No pedido, o MPF diz que a família Witzel usava dinheiro vivo para pagar contas pessoais. Os investigadores salientam que essa tipologia de lavagem que já foi constatada em outros casos no Rio, como o do ex-governador Sérgio Cabral. Na peça, aparece uma listagem com 29 pagamentos feitos com recursos em espécie. Alguns têm valor mais baixo, como um de R$ 143,26, mas há outros que chegam a R$ 4.279. As indicações sobre os pagamentos, de fevereiro a outubro do ano passado, foram encontradas durante a execução dos mandados de busca e apreensão na Operação Placebo, em maio deste ano.

Na denúncia apresentada pelo MPF, está descrito que a "apreensão dos recibos de pagamentos em espécie vai ao encontro do relatado por Edmar Santos". O ex-secretário de Saúde afirmou que (Pastor) "Everaldo demonstrou preocupação com eventuais operações de busca e operação, citando ter sido chamado na véspera no Palácio Laranjeiras, onde o governador Witzel lhe entregou R$ 15.000,00"; Que Everaldo mostrou ao colaborador o dinheiro entregue pelo governador no dia anterior; Que, segundo Everaldo, Witzel entregou esse dinheiro porque também estaria preocupado com uma busca e apreensão no Palácio".

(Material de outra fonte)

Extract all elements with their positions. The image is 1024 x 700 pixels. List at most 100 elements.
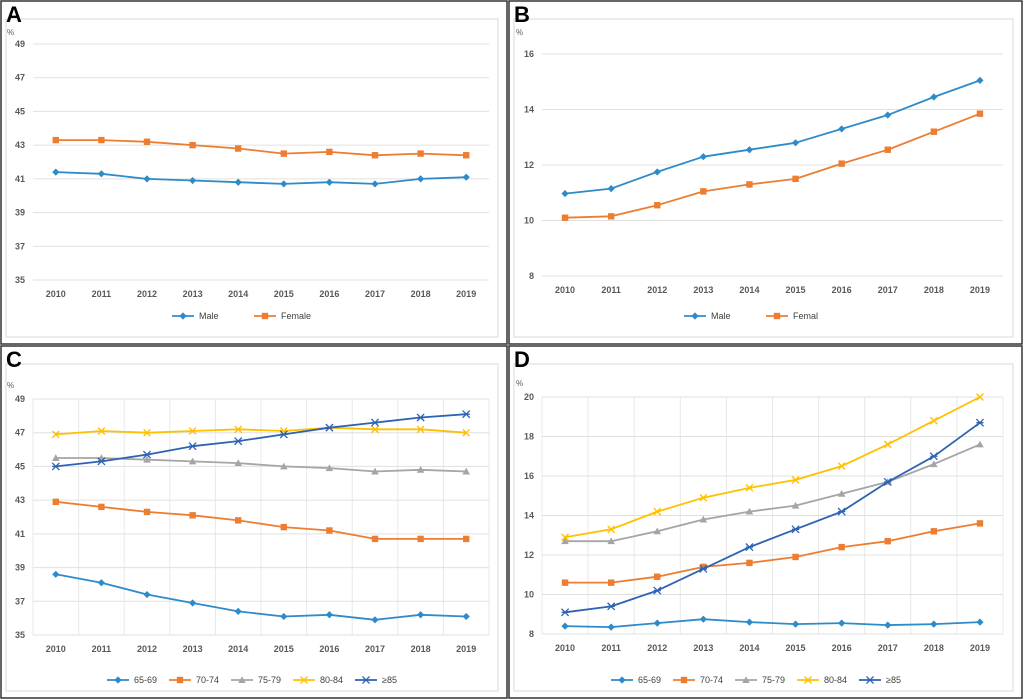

Grupo continua desviando recursos em plena pandemia, diz PGR

A PGR justificou que no pedido que as prisões, incluindo a de Witzel, eram necessárias para interromper a atuação da organização que, segundo o MPF, continua agindo.

"O caso, repita-se, envolve uma enorme organização criminosa, instalada no seio do Governo do Estado do Rio de Janeiro, liderada pelo atual Governador, e que se encontra em plena atividade, configurada por práticas delitivas em curso. A situação delitiva está presente desde o início da gestão do Governador WILSON JOSÉ WITZEL, que possui papel central e ativo na organização, tendo, inclusive, realizado diretamente atos de operacionalização da corrupção".

A procuradoria aponta que "o grupo criminoso agiu e continua agindo, desviando e lavando recursos em plena pandemia da Covid-19". Por isso, a prisão preventiva seria o "único remédio suficiente para fazer cessar a sangria dos cofres públicos".

Os investigadores dizem ainda que Witzel possui papel central e ativo na organização, "tendo, inclusive, realizado diretamente atos de operacionalização da corrupção".

A defesa de Helena Witzel diz em nota que não há nos autos de investigação elementos que levem a crer que a primeira-dama tenha, de qualquer forma, concorrido para os atos ilícitos cogitados pelo Ministério Público Federal. O texto diz ainda que o contrato de serviços advocatícios, apontado como suspeito no requerimento, nada tem de irregular, visto que a Helena Witzel efetivamente prestou os serviços para os quais foi contratada, como contrapartida dos honorários por ela recebidos.